Published 1:57 am Sunday, January 15, 2012

The Rev. Dr. Martin Luther King Jr. was born this day in 1929. In a life cut short by an assassin’s bullet in 1968, Dr. King left his mark on the world by preaching equality for all Americans.
While we have made great strides in the years since his death, including the election of the first black president in 2008, the dream is far from fulfilled.
While speaking to the annual state employees’ observance of the King holiday in downtown Raleigh Friday, Gov. Beverly Perdue drew attention to the obstacles of voter identification proposals and cuts to education budgets – measures that affect blacks more than whites.
“I believe if Dr. King were here today, he would remind the authors of those pieces of legislation and laws that to form a more perfect union we should encourage more Americans of every stripe to vote on Election Day.

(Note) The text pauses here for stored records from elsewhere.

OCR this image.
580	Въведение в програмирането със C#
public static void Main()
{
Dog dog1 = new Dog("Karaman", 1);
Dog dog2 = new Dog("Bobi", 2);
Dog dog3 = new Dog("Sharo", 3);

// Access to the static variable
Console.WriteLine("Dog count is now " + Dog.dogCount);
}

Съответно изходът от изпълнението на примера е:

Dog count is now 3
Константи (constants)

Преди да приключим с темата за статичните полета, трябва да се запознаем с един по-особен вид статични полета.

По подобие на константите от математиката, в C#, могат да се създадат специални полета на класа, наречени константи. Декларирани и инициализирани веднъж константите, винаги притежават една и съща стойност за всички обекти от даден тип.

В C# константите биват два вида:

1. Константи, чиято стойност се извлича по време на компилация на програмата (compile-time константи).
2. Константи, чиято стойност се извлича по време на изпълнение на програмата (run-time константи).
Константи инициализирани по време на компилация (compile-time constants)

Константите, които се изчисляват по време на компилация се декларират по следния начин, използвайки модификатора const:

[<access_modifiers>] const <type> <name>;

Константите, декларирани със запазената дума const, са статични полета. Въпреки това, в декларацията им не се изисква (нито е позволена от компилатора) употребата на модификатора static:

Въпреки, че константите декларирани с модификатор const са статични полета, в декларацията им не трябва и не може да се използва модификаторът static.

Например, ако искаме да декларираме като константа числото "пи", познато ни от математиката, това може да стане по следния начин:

Why would he not do that?” Perdue told the assembled crowd.
You need look no further than Dr. King’s “I Have a Dream” speech for more reminding and vision for our country:
“I have a dream that one day this nation will rise up and live out the true meaning of its creed: ‘We hold these truths to be self-evident: that all men are created equal.’ I have a dream that one day on the red hills of Georgia the sons of former slaves and the sons of former slaveowners will be able to sit down together at a table of brotherhood. I have a dream that one day even the state of Mississippi, a desert state, sweltering with the heat of injustice and oppression, will be transformed into an oasis of freedom and justice. I have a dream that my four children will one day live in a nation where they will not be judged by the color of their skin but by the content of their character. I have a dream today.”